‘Marketing hype’ hampers efforts on financial crime

The Government and police efforts to tackle financial crime – from business fraud to tax evasion – are hampered by a lack of accurate data about the nature and extent of offending, according to research.

Dec 13, 2012
By Dilwar Hussain
Mukund Krishna

The Government and police efforts to tackle financial crime – from business fraud to tax evasion – are hampered by a lack of accurate data about the nature and extent of offending, according to research.

The Economic and Social Research Council (ESRC) report, The Patterns, Organisation and Governance of Economic Crimes: Enhancing the Evidence Base, published today (December 13) describes the information available on offending or threat as “marketing hype”.

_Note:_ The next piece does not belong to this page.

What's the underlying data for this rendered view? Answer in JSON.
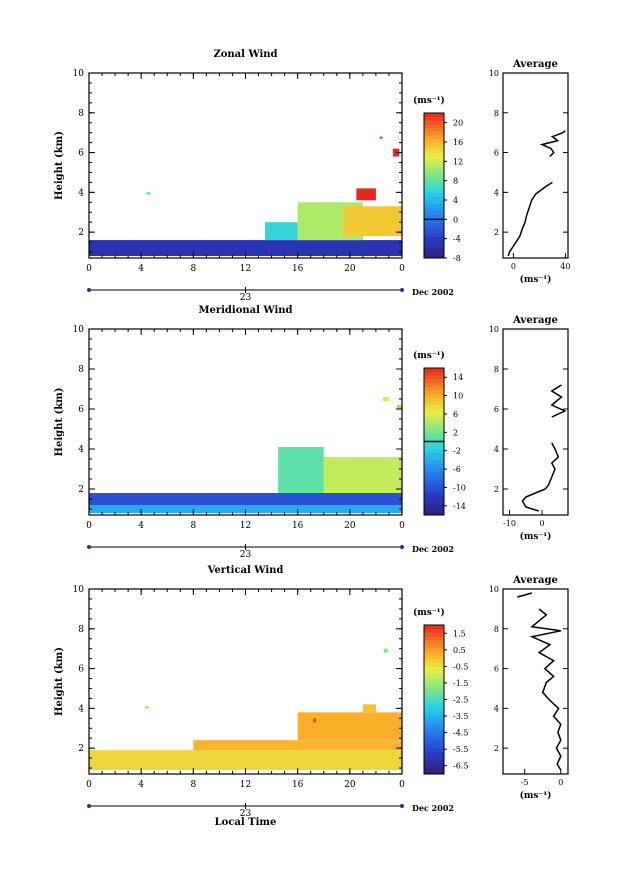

Michael Levi, professor of criminology at Cardiff University, who compiled the research, said:
“It comes from business consultants who want to scare companies and government into buying services aimed at dealing with problems that may be a lot smaller than claimed.

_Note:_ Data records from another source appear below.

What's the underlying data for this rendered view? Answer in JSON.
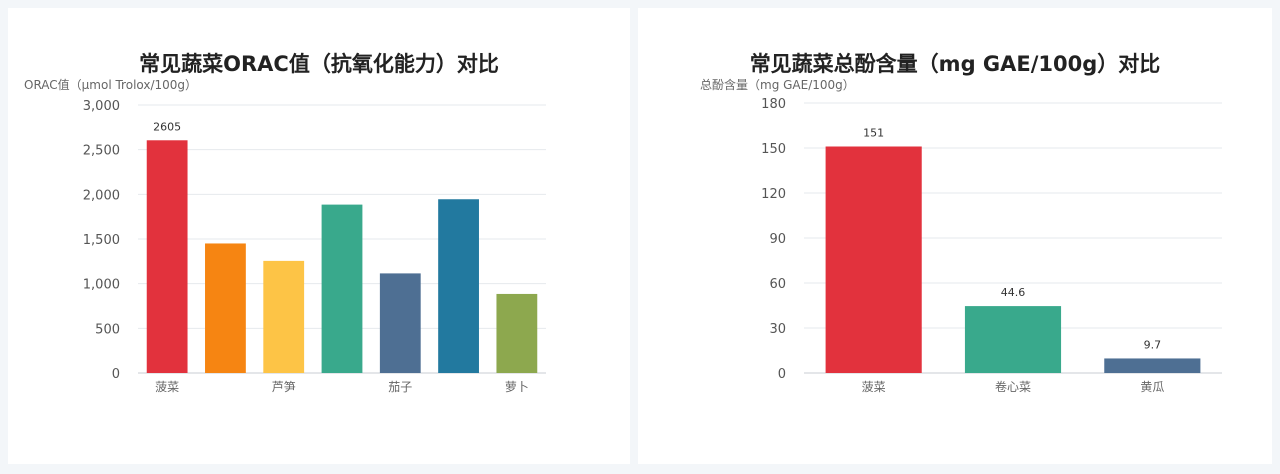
{
  "chart_data": [
    {
      "type": "bar",
      "title": "常见蔬菜ORAC值（抗氧化能力）对比",
      "ylabel": "ORAC值（μmol Trolox/100g）",
      "xlabel": "",
      "ylim": [
        0,
        3000
      ],
      "yticks": [
        0,
        500,
        1000,
        1500,
        2000,
        2500,
        3000
      ],
      "ytick_labels": [
        "0",
        "500",
        "1,000",
        "1,500",
        "2,000",
        "2,500",
        "3,000"
      ],
      "categories": [
        "菠菜",
        "",
        "芦笋",
        "",
        "茄子",
        "",
        "萝卜"
      ],
      "values": [
        2605,
        1450,
        1255,
        1885,
        1115,
        1945,
        885
      ],
      "value_labels": [
        "2605",
        "",
        "",
        "",
        "",
        "",
        ""
      ],
      "colors": [
        "#e2323d",
        "#f68512",
        "#fdc446",
        "#39a98c",
        "#4e6f93",
        "#22799f",
        "#8da84e"
      ],
      "grid": true
    },
    {
      "type": "bar",
      "title": "常见蔬菜总酚含量（mg GAE/100g）对比",
      "ylabel": "总酚含量（mg GAE/100g）",
      "xlabel": "",
      "ylim": [
        0,
        180
      ],
      "yticks": [
        0,
        30,
        60,
        90,
        120,
        150,
        180
      ],
      "ytick_labels": [
        "0",
        "30",
        "60",
        "90",
        "120",
        "150",
        "180"
      ],
      "categories": [
        "菠菜",
        "卷心菜",
        "黄瓜"
      ],
      "values": [
        151,
        44.6,
        9.7
      ],
      "value_labels": [
        "151",
        "44.6",
        "9.7"
      ],
      "colors": [
        "#e2323d",
        "#39a98c",
        "#4e6f93"
      ],
      "grid": true
    }
  ]
}
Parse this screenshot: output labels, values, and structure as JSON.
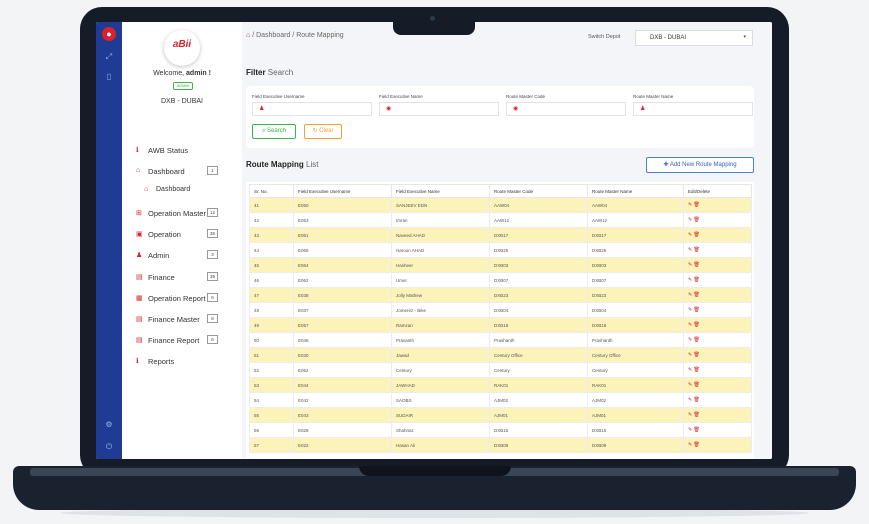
{
  "app": {
    "welcome_prefix": "Welcome,",
    "user": "admin !",
    "role": "ADMIN",
    "depot": "DXB - DUBAI",
    "logo_text": "aBii",
    "accent": "#d8232a",
    "rail_color": "#1f3b94"
  },
  "nav": [
    {
      "icon": "info-icon",
      "glyph": "ℹ",
      "label": "AWB Status",
      "count": ""
    },
    {
      "icon": "home-icon",
      "glyph": "⌂",
      "label": "Dashboard",
      "count": "1"
    },
    {
      "icon": "home-icon",
      "glyph": "⌂",
      "label": "Dashboard",
      "count": "",
      "sub": true
    },
    {
      "icon": "grid-icon",
      "glyph": "⊞",
      "label": "Operation Master",
      "count": "12"
    },
    {
      "icon": "box-icon",
      "glyph": "▣",
      "label": "Operation",
      "count": "36"
    },
    {
      "icon": "user-icon",
      "glyph": "♟",
      "label": "Admin",
      "count": "3"
    },
    {
      "icon": "money-icon",
      "glyph": "▤",
      "label": "Finance",
      "count": "39"
    },
    {
      "icon": "report-icon",
      "glyph": "▦",
      "label": "Operation Report",
      "count": "6"
    },
    {
      "icon": "money-icon",
      "glyph": "▤",
      "label": "Finance Master",
      "count": "8"
    },
    {
      "icon": "money-icon",
      "glyph": "▤",
      "label": "Finance Report",
      "count": "6"
    },
    {
      "icon": "info-icon",
      "glyph": "ℹ",
      "label": "Reports",
      "count": ""
    }
  ],
  "breadcrumb": {
    "sep": "/",
    "dashboard": "Dashboard",
    "current": "Route Mapping"
  },
  "switch_depot": {
    "label": "Switch Depot",
    "value": "DXB - DUBAI"
  },
  "filter": {
    "title": "Filter",
    "title_suffix": "Search",
    "fields": [
      {
        "label": "Field Executive Username"
      },
      {
        "label": "Field Executive Name"
      },
      {
        "label": "Route Master Code"
      },
      {
        "label": "Route Master Name"
      }
    ],
    "search_label": "Search",
    "clear_label": "Clear"
  },
  "list": {
    "title": "Route Mapping",
    "title_suffix": "List",
    "add_label": "Add New Route Mapping",
    "columns": [
      "Sr. No.",
      "Field Executive Username",
      "Field Executive Name",
      "Route Master Code",
      "Route Master Name",
      "Edit/Delete"
    ],
    "rows": [
      [
        "41",
        "E050",
        "SANJEEV EDN",
        "AAW04",
        "AAW04"
      ],
      [
        "42",
        "E053",
        "Imran",
        "AAW12",
        "AAW12"
      ],
      [
        "43",
        "E061",
        "Naveed AHAD",
        "DXB17",
        "DXB17"
      ],
      [
        "44",
        "E066",
        "Haroon AHAD",
        "DXB25",
        "DXB25"
      ],
      [
        "45",
        "E064",
        "Hasheer",
        "DXB03",
        "DXB03"
      ],
      [
        "46",
        "E062",
        "Umer",
        "DXB07",
        "DXB07"
      ],
      [
        "47",
        "E038",
        "Jolly Mathew",
        "DXB23",
        "DXB23"
      ],
      [
        "48",
        "E037",
        "Jomerez - Bike",
        "DXB04",
        "DXB04"
      ],
      [
        "49",
        "E057",
        "Ramzan",
        "DXB18",
        "DXB18"
      ],
      [
        "50",
        "E046",
        "Prasanth",
        "Prashanth",
        "Prashanth"
      ],
      [
        "51",
        "E030",
        "Jawad",
        "Century Office",
        "Century Office"
      ],
      [
        "52",
        "E052",
        "Century",
        "Century",
        "Century"
      ],
      [
        "53",
        "E044",
        "JAWHAD",
        "RAK01",
        "RAK01"
      ],
      [
        "54",
        "E042",
        "SAOBS",
        "AJM02",
        "AJM02"
      ],
      [
        "55",
        "E043",
        "SUDAIR",
        "AJM01",
        "AJM01"
      ],
      [
        "56",
        "E028",
        "Shahnaz",
        "DXB15",
        "DXB15"
      ],
      [
        "57",
        "E022",
        "Hasan Ali",
        "DXB09",
        "DXB09"
      ]
    ]
  }
}
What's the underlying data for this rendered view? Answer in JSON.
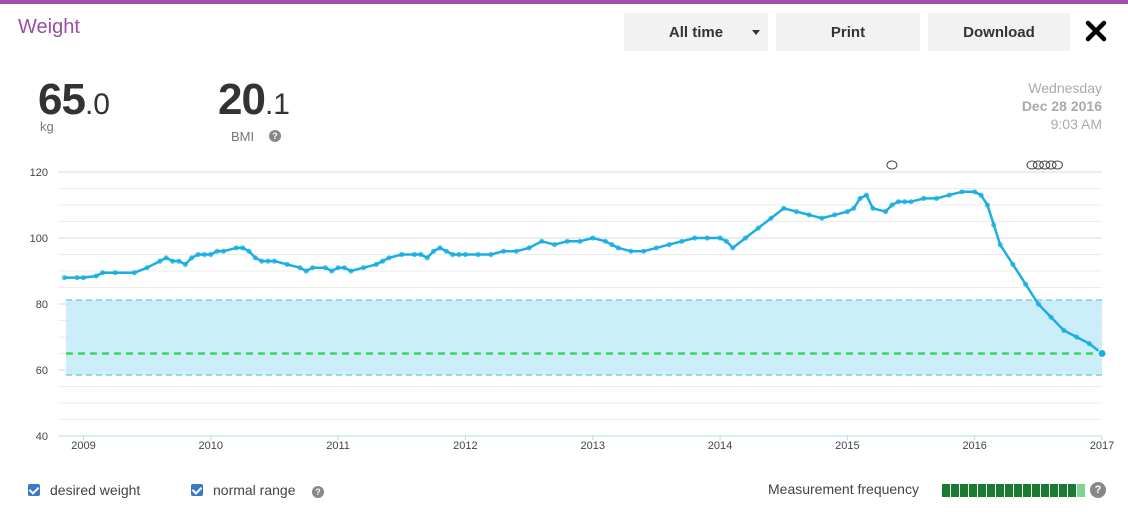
{
  "header": {
    "title": "Weight",
    "range_label": "All time",
    "print_label": "Print",
    "download_label": "Download"
  },
  "summary": {
    "weight_int": "65",
    "weight_frac": ".0",
    "weight_unit": "kg",
    "bmi_int": "20",
    "bmi_frac": ".1",
    "bmi_label": "BMI"
  },
  "date": {
    "weekday": "Wednesday",
    "date": "Dec 28 2016",
    "time": "9:03 AM"
  },
  "legend": {
    "desired_label": "desired weight",
    "normal_label": "normal range",
    "frequency_label": "Measurement frequency",
    "frequency_levels": [
      1,
      1,
      1,
      1,
      1,
      1,
      1,
      1,
      1,
      1,
      1,
      1,
      1,
      1,
      1,
      0.5
    ]
  },
  "colors": {
    "brand": "#a24fab",
    "line": "#1aaee3",
    "band": "#c6ecfa",
    "desired": "#3dd65a",
    "freq_dark": "#1b7a32",
    "freq_light": "#7fd48f"
  },
  "chart_data": {
    "type": "line",
    "title": "",
    "xlabel": "",
    "ylabel": "",
    "ylim": [
      40,
      120
    ],
    "yticks": [
      40,
      60,
      80,
      100,
      120
    ],
    "xlim": [
      2008.8,
      2017.0
    ],
    "xticks": [
      "2009",
      "2010",
      "2011",
      "2012",
      "2013",
      "2014",
      "2015",
      "2016",
      "2017"
    ],
    "grid": true,
    "normal_range": [
      58.5,
      81.2
    ],
    "desired_weight": 65.0,
    "series": [
      {
        "x": [
          2008.85,
          2008.95,
          2009.0,
          2009.1,
          2009.15,
          2009.25,
          2009.4,
          2009.5,
          2009.6,
          2009.65,
          2009.7,
          2009.75,
          2009.8,
          2009.85,
          2009.9,
          2009.95,
          2010.0,
          2010.05,
          2010.1,
          2010.2,
          2010.25,
          2010.3,
          2010.35,
          2010.4,
          2010.45,
          2010.5,
          2010.6,
          2010.7,
          2010.75,
          2010.8,
          2010.9,
          2010.95,
          2011.0,
          2011.05,
          2011.1,
          2011.2,
          2011.3,
          2011.35,
          2011.4,
          2011.5,
          2011.6,
          2011.65,
          2011.7,
          2011.75,
          2011.8,
          2011.85,
          2011.9,
          2011.95,
          2012.0,
          2012.1,
          2012.2,
          2012.3,
          2012.4,
          2012.5,
          2012.6,
          2012.7,
          2012.8,
          2012.9,
          2013.0,
          2013.1,
          2013.15,
          2013.2,
          2013.3,
          2013.4,
          2013.5,
          2013.6,
          2013.7,
          2013.8,
          2013.9,
          2014.0,
          2014.05,
          2014.1,
          2014.2,
          2014.3,
          2014.4,
          2014.5,
          2014.6,
          2014.7,
          2014.8,
          2014.9,
          2015.0,
          2015.05,
          2015.1,
          2015.15,
          2015.2,
          2015.3,
          2015.35,
          2015.4,
          2015.45,
          2015.5,
          2015.6,
          2015.7,
          2015.8,
          2015.9,
          2016.0,
          2016.05,
          2016.1,
          2016.15,
          2016.2,
          2016.3,
          2016.4,
          2016.5,
          2016.6,
          2016.7,
          2016.8,
          2016.9,
          2017.0
        ],
        "y": [
          88,
          88,
          88,
          88.5,
          89.5,
          89.5,
          89.5,
          91,
          93,
          94,
          93,
          93,
          92,
          94,
          95,
          95,
          95,
          96,
          96,
          97,
          97,
          96,
          94,
          93,
          93,
          93,
          92,
          91,
          90,
          91,
          91,
          90,
          91,
          91,
          90,
          91,
          92,
          93,
          94,
          95,
          95,
          95,
          94,
          96,
          97,
          96,
          95,
          95,
          95,
          95,
          95,
          96,
          96,
          97,
          99,
          98,
          99,
          99,
          100,
          99,
          98,
          97,
          96,
          96,
          97,
          98,
          99,
          100,
          100,
          100,
          99,
          97,
          100,
          103,
          106,
          109,
          108,
          107,
          106,
          107,
          108,
          109,
          112,
          113,
          109,
          108,
          110,
          111,
          111,
          111,
          112,
          112,
          113,
          114,
          114,
          113,
          110,
          104,
          98,
          92,
          86,
          80,
          76,
          72,
          70,
          68,
          65
        ]
      }
    ]
  }
}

“Even when public agencies do make a serious effort to produce data that they believe is carefully researched, it often lacks professional or public credibility.”

Professor Levi, who has spent years researching the extent of financial crime and the ways in which police, regulators and private companies understand and respond to the various forms of threat, said a lack of clear thinking about how offenders and victims can and should be dealt with also makes it more difficult to tackle financial crimes in a coherent way, adding that a better informed, evidence-based debate is needed about what kind of policing should be used to tackle financial crime.

The research into tax fraud suggests there is a set of persistent offenders who are unlikely to be discouraged if their only punishment when caught is to pay a financial settlement anonymously. Professor Levi called for offenders to be prosecuted so they are “taken out of circulation”.

The research has been shared with UK and global organisations with a crime-fighting remit, including the Financial Services Authority, the National Fraud Authority, the Association of Chief Police Officers and the European Commission.